De tekorten in 2020 en 2021 worden onttrokken uit de Algemene Reserve. De overschotten in 2022 en 2023 worden gestort in de Algemene Reserve. De onttrekkingen en stortingen zijn niet van invloed op het structurele begrotingssaldo. Rekening houdend met de onttrekkingen die in de afgelopen tijd zijn gedaan en de prognoses moet er € 6.000.000,- worden bijgestort om de Algemene Reserve op het minimum van € 3.500.000,- te houden.

Verloop algemene reserve 2019 2020 2021 2022 2023
Stand per 1 januari 5.171.895 3.500.000 3.500.000 3.500.000 3.496.033
Neg. saldo jaarrekening 2018 -1.479.417 0 0 0 0
Neg. saldo bij MPB 2019-2022 -1.209.687 -489.677 -97.626 0 0
Neg. saldo bij RV Herinrichting Kalander- en Haspelstraat -2.250 -2.208 -2.166 0 0
Neg. saldo bij RV Centrumplan Geldrop 0 0 -13.222 0 0
Neg. saldo bij 1e tussentijdse rapportage 2019 -95.088 -57.540 -72.253 0 0
Pos. (+) of neg. (-) saldo bij Kadernota 2020-2023 1.100.614 8.224 -428.670 -1.182.819 0
Neg. (-) of pos. (+) saldo bij MPB 2020-2023 0 -1.072.169 -523.591 878.170 650.000
Neg. saldo na 2e tussentijdse rapportage 2019 -2.934.487 0 0 0 0
Bijstorten vanuit de Inkomensreserve 2.948.420 1.613.370 1.137.528 300.682 0
Stand per 31 december 3.500.000 3.500.000 3.500.000 3.496.033 4.146.033
Onder het minimum van € 3.500.000,- 0 0 0 -3.967 646.033

Wij stellen voor om de Inkomensreserve volledig aan te wenden om de Algemene Reserve aan te zuiveren (€ 2.948.420,- in 2019, € 1.613.370,- in 2020, € 1.137.528,- in 2021 en € 300.682,- in 2022).

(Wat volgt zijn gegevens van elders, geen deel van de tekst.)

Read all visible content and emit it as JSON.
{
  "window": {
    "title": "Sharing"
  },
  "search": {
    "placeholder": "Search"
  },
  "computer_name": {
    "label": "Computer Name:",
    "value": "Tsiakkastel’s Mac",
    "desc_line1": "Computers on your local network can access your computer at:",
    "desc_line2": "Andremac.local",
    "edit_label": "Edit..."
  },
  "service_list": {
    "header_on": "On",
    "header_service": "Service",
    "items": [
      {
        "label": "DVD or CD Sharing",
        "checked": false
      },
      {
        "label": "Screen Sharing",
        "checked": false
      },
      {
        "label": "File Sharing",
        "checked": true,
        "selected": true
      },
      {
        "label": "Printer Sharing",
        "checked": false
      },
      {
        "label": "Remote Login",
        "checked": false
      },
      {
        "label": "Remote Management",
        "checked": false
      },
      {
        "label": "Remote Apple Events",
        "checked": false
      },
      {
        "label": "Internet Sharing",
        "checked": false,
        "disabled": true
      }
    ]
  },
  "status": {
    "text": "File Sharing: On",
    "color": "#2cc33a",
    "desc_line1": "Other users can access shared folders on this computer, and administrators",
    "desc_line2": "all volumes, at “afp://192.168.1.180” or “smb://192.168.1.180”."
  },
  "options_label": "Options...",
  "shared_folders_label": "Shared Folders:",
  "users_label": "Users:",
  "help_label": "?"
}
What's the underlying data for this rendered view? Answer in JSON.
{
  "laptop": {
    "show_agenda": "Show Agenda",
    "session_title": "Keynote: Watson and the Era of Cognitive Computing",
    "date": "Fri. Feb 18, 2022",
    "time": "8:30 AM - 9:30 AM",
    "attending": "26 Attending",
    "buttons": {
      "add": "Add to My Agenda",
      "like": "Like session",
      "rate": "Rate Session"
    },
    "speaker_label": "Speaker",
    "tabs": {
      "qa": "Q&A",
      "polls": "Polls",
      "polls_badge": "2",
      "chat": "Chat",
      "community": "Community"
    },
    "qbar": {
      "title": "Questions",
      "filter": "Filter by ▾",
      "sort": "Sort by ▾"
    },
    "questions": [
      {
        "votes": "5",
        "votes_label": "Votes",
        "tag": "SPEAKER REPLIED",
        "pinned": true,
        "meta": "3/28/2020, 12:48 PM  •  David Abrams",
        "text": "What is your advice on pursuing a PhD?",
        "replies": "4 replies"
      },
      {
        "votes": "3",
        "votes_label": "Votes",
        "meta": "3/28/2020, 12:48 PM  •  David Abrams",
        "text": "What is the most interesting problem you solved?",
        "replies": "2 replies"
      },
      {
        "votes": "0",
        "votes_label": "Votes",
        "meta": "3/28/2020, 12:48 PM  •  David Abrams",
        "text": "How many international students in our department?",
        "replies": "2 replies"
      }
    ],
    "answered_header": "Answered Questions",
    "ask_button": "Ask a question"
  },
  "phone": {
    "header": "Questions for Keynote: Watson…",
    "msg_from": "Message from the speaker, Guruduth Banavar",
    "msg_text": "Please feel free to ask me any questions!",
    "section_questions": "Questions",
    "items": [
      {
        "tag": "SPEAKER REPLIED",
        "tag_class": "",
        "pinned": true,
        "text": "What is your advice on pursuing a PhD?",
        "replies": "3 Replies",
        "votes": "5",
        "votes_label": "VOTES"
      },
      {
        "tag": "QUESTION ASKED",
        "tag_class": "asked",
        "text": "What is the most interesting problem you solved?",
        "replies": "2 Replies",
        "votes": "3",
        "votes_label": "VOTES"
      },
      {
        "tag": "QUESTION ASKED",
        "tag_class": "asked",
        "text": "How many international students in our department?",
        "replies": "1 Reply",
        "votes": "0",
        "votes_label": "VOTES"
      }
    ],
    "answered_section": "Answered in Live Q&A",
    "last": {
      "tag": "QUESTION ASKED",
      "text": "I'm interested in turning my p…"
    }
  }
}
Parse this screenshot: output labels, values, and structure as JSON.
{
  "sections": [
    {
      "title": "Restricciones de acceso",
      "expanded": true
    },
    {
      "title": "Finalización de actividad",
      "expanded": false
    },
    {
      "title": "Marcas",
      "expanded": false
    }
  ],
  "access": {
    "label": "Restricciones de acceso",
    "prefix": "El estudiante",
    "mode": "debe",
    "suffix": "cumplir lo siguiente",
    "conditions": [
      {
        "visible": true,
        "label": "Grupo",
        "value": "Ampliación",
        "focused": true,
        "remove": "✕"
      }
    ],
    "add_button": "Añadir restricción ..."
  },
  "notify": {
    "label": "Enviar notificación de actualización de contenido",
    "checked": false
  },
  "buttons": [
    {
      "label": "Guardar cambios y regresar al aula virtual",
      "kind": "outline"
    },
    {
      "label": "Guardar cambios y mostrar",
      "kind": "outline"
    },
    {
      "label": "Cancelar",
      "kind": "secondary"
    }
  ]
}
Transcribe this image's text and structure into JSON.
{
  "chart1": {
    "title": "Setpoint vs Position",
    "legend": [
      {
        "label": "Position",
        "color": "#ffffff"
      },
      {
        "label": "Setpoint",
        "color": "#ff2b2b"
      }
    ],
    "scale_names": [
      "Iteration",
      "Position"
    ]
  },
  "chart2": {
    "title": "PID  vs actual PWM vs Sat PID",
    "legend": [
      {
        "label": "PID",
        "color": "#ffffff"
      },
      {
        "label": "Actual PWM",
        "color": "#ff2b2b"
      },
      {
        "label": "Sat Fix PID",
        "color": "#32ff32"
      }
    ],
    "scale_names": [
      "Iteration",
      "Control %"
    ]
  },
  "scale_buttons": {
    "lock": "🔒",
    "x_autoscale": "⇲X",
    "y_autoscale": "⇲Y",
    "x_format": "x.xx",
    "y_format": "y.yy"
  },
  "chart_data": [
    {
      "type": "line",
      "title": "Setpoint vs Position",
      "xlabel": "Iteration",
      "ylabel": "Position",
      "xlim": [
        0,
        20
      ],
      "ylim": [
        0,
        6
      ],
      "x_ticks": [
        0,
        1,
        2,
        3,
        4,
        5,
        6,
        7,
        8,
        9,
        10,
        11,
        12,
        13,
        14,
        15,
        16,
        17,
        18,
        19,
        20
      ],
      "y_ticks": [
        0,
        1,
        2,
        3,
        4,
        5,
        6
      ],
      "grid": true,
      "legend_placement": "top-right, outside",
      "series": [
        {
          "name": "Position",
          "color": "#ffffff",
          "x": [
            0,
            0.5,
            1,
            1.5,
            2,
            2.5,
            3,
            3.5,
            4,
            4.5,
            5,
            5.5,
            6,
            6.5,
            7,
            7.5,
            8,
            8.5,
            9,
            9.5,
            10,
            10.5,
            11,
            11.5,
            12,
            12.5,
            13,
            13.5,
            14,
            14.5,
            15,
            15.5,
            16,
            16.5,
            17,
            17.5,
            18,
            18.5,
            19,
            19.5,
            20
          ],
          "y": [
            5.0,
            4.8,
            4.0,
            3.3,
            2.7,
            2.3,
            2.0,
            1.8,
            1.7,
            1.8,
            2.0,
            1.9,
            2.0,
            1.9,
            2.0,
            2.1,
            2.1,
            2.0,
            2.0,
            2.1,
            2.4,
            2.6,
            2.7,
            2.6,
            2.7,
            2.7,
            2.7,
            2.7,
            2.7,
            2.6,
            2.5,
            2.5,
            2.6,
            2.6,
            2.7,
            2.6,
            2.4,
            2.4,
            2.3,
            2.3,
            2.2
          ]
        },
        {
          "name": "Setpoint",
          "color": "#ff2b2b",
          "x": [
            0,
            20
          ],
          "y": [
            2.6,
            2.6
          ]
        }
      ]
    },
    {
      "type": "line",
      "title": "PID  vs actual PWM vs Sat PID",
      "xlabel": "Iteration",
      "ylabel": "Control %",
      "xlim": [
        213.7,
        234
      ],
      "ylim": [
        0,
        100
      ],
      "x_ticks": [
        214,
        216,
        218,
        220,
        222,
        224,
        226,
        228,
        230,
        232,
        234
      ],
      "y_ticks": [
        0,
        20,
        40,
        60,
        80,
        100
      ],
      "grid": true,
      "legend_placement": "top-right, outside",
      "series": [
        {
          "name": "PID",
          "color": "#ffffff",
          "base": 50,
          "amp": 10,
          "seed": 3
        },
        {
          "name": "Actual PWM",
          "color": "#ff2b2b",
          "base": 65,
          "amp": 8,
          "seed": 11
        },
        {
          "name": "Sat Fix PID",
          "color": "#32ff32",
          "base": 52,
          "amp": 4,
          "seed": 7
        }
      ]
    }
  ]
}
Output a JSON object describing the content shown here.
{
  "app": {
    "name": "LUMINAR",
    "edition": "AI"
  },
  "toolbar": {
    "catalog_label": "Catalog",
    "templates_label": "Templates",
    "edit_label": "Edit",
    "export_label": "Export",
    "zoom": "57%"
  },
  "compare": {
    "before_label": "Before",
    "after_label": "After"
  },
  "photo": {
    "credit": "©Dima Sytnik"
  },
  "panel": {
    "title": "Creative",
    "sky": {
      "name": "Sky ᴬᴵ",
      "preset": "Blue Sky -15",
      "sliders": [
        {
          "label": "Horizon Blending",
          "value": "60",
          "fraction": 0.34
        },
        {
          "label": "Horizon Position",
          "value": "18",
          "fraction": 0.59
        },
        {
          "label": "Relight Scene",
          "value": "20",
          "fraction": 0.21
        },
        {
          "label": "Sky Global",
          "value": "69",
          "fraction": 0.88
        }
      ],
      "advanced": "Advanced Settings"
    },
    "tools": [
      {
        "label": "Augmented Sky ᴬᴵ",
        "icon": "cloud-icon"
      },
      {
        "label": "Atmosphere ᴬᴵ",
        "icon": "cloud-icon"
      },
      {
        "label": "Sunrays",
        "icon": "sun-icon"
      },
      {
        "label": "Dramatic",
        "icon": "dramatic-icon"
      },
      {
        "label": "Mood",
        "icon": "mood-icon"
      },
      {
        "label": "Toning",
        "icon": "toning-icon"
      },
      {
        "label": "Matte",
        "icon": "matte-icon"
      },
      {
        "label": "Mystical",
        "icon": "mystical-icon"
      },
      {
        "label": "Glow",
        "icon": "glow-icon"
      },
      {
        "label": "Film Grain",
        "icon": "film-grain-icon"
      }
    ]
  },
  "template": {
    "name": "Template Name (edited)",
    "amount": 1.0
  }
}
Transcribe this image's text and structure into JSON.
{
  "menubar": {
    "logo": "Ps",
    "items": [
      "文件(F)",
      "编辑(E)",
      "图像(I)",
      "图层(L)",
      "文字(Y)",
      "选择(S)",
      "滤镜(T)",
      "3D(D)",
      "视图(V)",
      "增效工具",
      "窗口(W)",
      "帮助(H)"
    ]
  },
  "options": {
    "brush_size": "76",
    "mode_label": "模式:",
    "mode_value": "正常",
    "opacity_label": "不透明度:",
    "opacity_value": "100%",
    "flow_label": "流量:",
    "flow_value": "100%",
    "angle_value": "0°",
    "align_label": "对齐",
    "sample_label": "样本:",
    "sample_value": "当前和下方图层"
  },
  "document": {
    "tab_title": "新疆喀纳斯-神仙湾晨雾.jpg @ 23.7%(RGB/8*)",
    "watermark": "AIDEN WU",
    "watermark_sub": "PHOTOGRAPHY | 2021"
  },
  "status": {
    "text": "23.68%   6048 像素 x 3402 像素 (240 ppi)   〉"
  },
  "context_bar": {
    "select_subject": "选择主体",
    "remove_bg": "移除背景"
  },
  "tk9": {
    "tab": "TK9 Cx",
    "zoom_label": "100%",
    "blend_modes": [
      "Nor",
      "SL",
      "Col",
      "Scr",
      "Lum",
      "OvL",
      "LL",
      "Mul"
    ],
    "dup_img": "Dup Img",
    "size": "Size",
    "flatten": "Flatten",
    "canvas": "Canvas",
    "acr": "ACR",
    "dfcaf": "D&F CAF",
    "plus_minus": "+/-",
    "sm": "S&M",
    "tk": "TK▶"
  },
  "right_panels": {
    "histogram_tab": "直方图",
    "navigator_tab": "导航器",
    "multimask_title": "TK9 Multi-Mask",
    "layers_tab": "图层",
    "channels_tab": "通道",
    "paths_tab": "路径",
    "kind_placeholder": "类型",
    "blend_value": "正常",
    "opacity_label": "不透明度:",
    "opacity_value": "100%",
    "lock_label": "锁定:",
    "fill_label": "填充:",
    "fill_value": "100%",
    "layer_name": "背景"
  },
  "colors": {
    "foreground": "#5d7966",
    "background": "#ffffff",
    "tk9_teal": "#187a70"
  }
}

Er resteert dan nog een bedrag van € 3.967,- in 2022. Begrotingstechnisch is de Algemene Reserve in 2022 daarom € 3.967,- lager dan het vastgestelde minimum van € 3.500.000,-.  De werkelijke aanzuivering gebeurt echter elk jaar pas bij het opstellen van de Jaarrekening, op basis van de werkelijke tekorten in dat jaar. Afhankelijk daarvan wordt in de komende jaren bij het opstellen van de Meerjarenbegroting telkens opnieuw bepaald welke bedragen voor aanzuivering gereserveerd moeten worden.

 

Gevolgen voor weerstandsvermogen

Door de volledige aanwending van de Inkomensreserve daalt het weerstandsvermogen van de Algemene Dienst fors. De ratio blijft echter boven de 1, waardoor er geen aanvullende maatregelen nodig zijn.

Voor een uitgebreidere toelichting wordt verwezen naar de paragraaf "Weerstandsvermogen en risicobeheersing" in deze Meerjarenbegroting.

 

Beoordeling provincie

Na vaststelling van de Meerjarenbegroting door de raad beoordeelt de provincie of het begrotingsjaar (2020) of uiterlijk de laatste jaarschijf van de meerjarenraming (2023) reëel en structureel in evenwicht is. Daarbij mag er geen sprake zijn van een opschuivend meerjarenperspectief. Hiermee wordt bedoeld dat het niet is toegestaan om ieder jaar een Meerjarenbegroting aan te bieden waarbij uitsluitend de laatste jaarschijf in evenwicht is. Reëel evenwicht houdt in dat de ramingen volledig, realistisch en haalbaar zijn. Structureel evenwicht houdt in dat de structurele lasten worden gedekt door structurele baten.

In de Meerjarenbegroting van vorig jaar sloot de begroting reëel en structureel voor de jaren 2021 en 2022. In deze Meerjarenbegroting geldt dit uitsluitend voor jaar 2023.